Compared to this confusing and contradictory listing of business-friendly states, the Political Economy Research Institute(PERI) at the University of Massachusetts/Amherst recently completed a study, "Decent Work in America," to compare the treatment of workers with the overall business climate in each state.
Viewed in this light, Delaware, New Hampshire and Minnesota rank at the top, while the bottom includes Arkansas, Texas and Louisiana.
Additionally, PERI discovered that states with better working environment s have higher economic growth and lower poverty rates, while states with poor working environments have slower economic growth and higher poverty rates.
The study ranked each state in three categories: Job opportunities, including unemployment and part-time work; job quality, including average wages, adjusted cost of living, and health and retirement benefits; and workplace fairness, including gender equality, minimum wages, collective bargaining rights, and right-to-work programs, to form a work environment index.

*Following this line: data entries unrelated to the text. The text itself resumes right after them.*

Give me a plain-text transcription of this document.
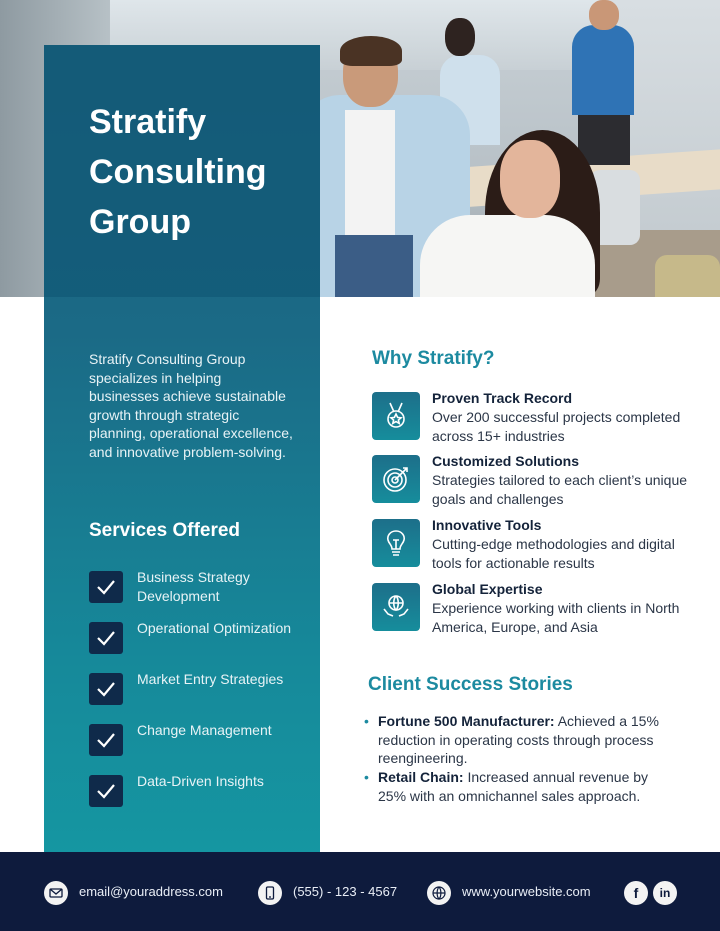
Stratify
Consulting
Group

Stratify Consulting Group specializes in helping businesses achieve sustainable growth through strategic planning, operational excellence, and innovative problem-solving.

Services Offered
Business Strategy Development
Operational Optimization
Market Entry Strategies
Change Management
Data-Driven Insights
Why Stratify?
Proven Track Record
Over 200 successful projects completed across 15+ industries
Customized Solutions
Strategies tailored to each client’s unique goals and challenges
Innovative Tools
Cutting-edge methodologies and digital tools for actionable results
Global Expertise
Experience working with clients in North America, Europe, and Asia
Client Success Stories
• Fortune 500 Manufacturer: Achieved a 15% reduction in operating costs through process reengineering.
• Retail Chain: Increased annual revenue by 25% with an omnichannel sales approach.
email@youraddress.com	(555) - 123 - 4567	www.yourwebsite.com	f	in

States at the bottom of the ranking, Pollin suggests, are in the South where workers are successfully divided along racial lines and have no history of workers organizing for better pay and working conditions. In addition, Texas has a large number of undocumented workers who can't join unions or struggle for their rights, and immigrant labor pushes wages downward.
Officials in Texas immediately attacked the study when their governor charged that the study has "a liberal bias." Pollin denies the indicators are biased. "The Texas ranking is low because the conditions for workers are bad in Texas," Pollin said. New Mexico's officials also thought they were given a poor rating because a large portion of their economy comes from mining, but Pollin said accident rates were excluded from the study because mining has a larger proportion of accidents than other industries and would bias the study. Rather than defending their states, Pollin would like to see states consider a different perspective on economic well-being and consider the implications of the results.
For example, the study doesn't address globalization directly, although Pollin has studied the issue extensively. Currently, globalization is framed with a perspective that living standards for working people in the U.S. are too high and must be driven down for the U.S. to become competitive. This study proves that premise false.
"The states that have good work environments, higher wages, more job equality, and more rights for workers are not suffering from low job growth, fewer new business startups, or low economic growth rates," said Pollin. "They are doing better on average. You can build decent institutions that support decent livelihoods in rich countries like the U.S. and still have healthy job growth, good business startup rates and economic growth."
Overall, conditions are not good for working people these days.
Household income set a record this year when it failed to increase for the fifth straight year in a row. Workers kept their income from falling only by working longer hours in 2003 and median pay for full-time male workers declined two percent in 2004.
Compared to their bosses' pay, workers also fell behind last year, earning a dollar for every $431 their bosses made, although their bosses made over $500 for every dollar workers made during the High Tech Gold Rush in the 1990s.
Compounding the situation, living expenses increased. In San Francisco, for example, a family of four with two working spouses needs $55,740 a year, according to the California Budget Project, to afford housing, food and other basic necessities, while a family with one employed adult needs $40,544 in the less expensive Central Valley.
In September, the Economic Policy Institute found that basic family budgets for a two-parent, two-child family required an annual income of $31,080 in rural Nebraska and up to $64,656 in Boston, Mass.
Unfortunately, 28 percent of families fall below the basic family budget after being adjusted for type of family and section of the country. Working people face outsourcing, globalization and corporate bankruptcies, which force them to take lower-paying jobs at large chains like McDonald's and Wal-Mart.
Business studies rarely consider the conditions of employees.
Priority is given to what's best for business in studies by Fortune Magazine, The Small Business and Entrepreneurship Council, the Tax Foundation and the Cato Institute. Although these studies radically disagree in the ranking of states, they generally consider low taxes, low wages and lack of government regulation as beneficial.